Girls trudges on year after year, and like a veteran athlete quietly putting up solid numbers years after being a rookie sensation, it remains a force amongst those who watch it if not the polarizing zeitgeisty culture magnet it was in its first couple of seasons. Girls hasn’t blunted its ambition due to whatever criticism came it’s way and that’s a good thing. While the characters can drive me, and each other, crazy, and their arcs often find them walking two steps forward and one step back, the characters are well developed and their adventures make for compelling television, along with the welcome growing roles for the expanded cast, the boys of the show. Season four also contained the gleefully terrible Desi, who was as fun to hate as any character on television in recent years.
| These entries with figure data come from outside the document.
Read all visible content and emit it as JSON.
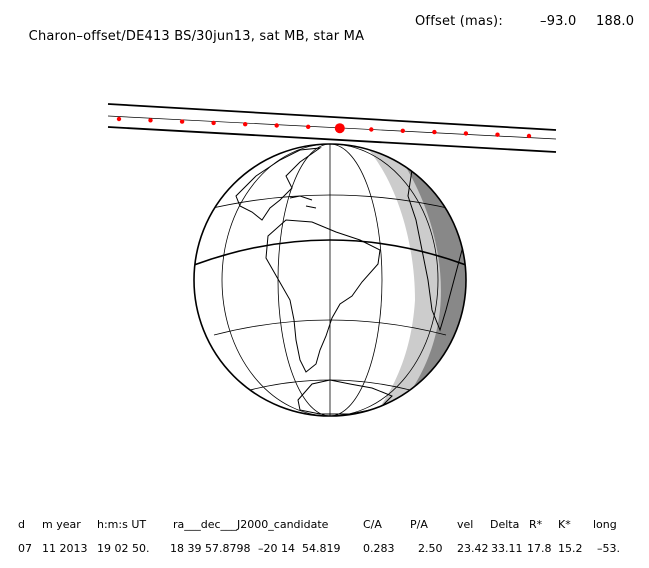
{
  "title": {
    "label": "Charon–offset/DE413 BS/30jun13, sat MB, star MA",
    "offset_label": "Offset (mas):",
    "offset_x": "–93.0",
    "offset_y": "188.0"
  },
  "table": {
    "headers": {
      "d": "d",
      "m_year": "m year",
      "hms_ut": "h:m:s UT",
      "ra_dec": "ra___dec___J2000_candidate",
      "ca": "C/A",
      "pa": "P/A",
      "vel": "vel",
      "delta": "Delta",
      "rstar": "R*",
      "kstar": "K*",
      "long": "long"
    },
    "values": {
      "d": "07",
      "m_year": "11 2013",
      "hms_ut": "19 02 50.",
      "ra": "18 39 57.8798",
      "dec": "–20 14  54.819",
      "ca": "0.283",
      "pa": "2.50",
      "vel": "23.42",
      "delta": "33.11",
      "rstar": "17.8",
      "kstar": "15.2",
      "long": "–53."
    }
  },
  "map": {
    "globe_color": "#ffffff",
    "night_color": "#888888",
    "twilight_color": "#cccccc",
    "track_dot_color": "#ff0000",
    "line_color": "#000000",
    "track_point_count": 14
  }
}
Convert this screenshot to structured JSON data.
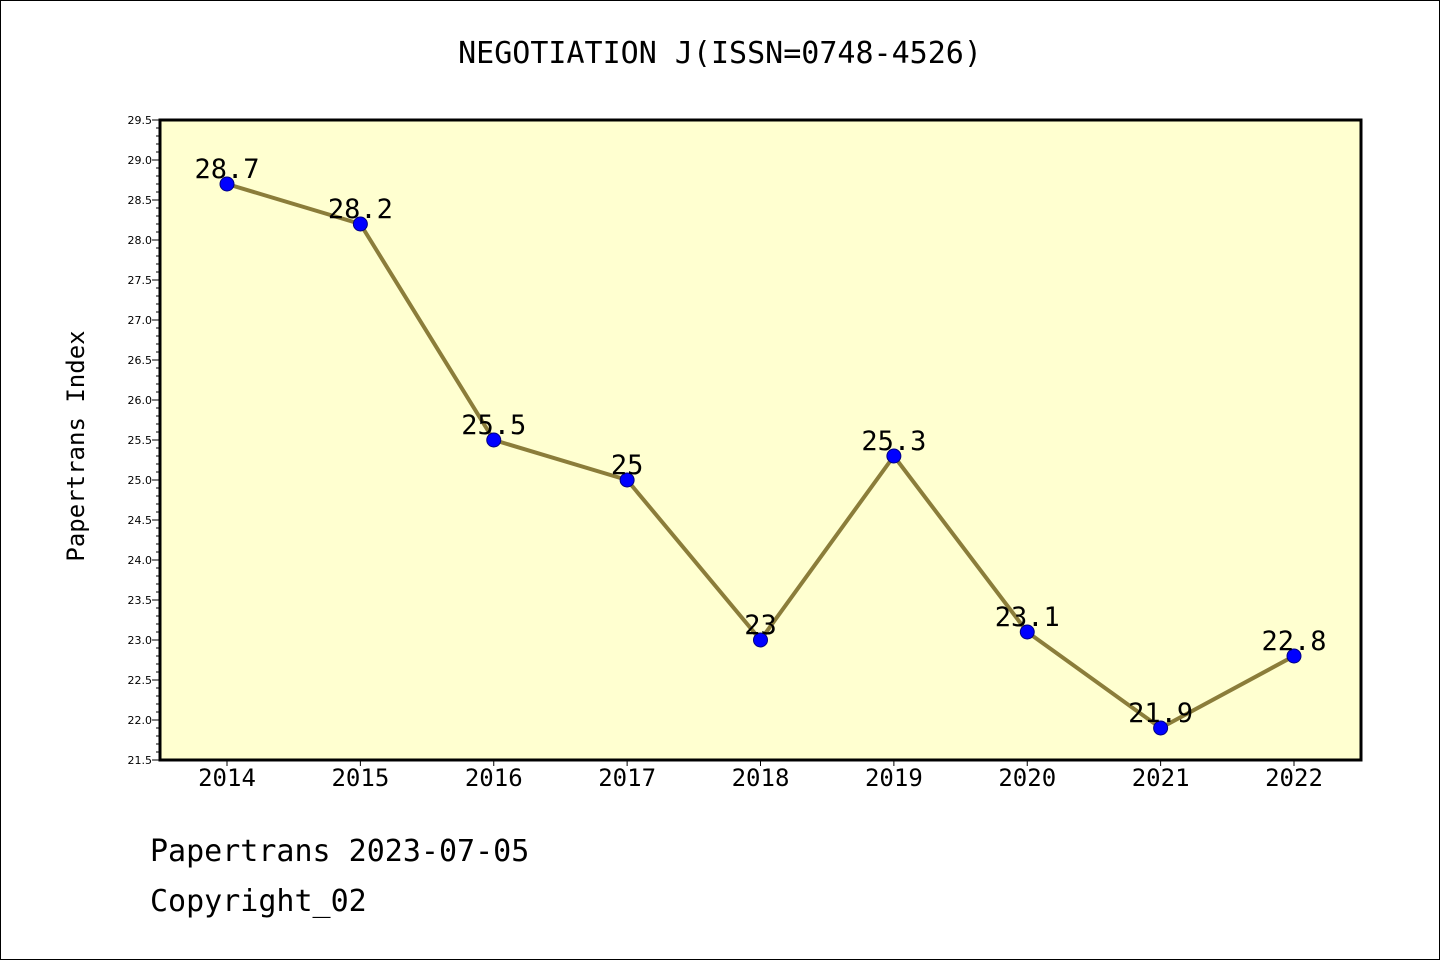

31. Narcos – 2014: Not Eligible

Narcos

There’s probably a couple of other shows on this list that meet the following description, at least in some way, and it sounds like a backhand compliment but it doesn’t have to be. Narcos is a high floor, low ceiling show, and while I have a hard time imagining it ever making it to the top 15, it’s floor is pretty damn decent, and it’s a nifty little show that is a lot better than it could be (which also sounds like a backhand compliment, but really isn’t). It’s compulsively watchable and that’s not a quality to be sold short. When 24 was at its best, there were always lapses with the show, and it lacked a lot of the depth and development that some of the shows higher up on this list are awash with. But when you finished an episode, dammit, you wanted to watch another. Narcos has that same feeling, and being on binge-friendly Netflix, it’s ideal for said binging. I watched one and then paused, but when I eventually got back to the show I knocked it down in just a couple of days.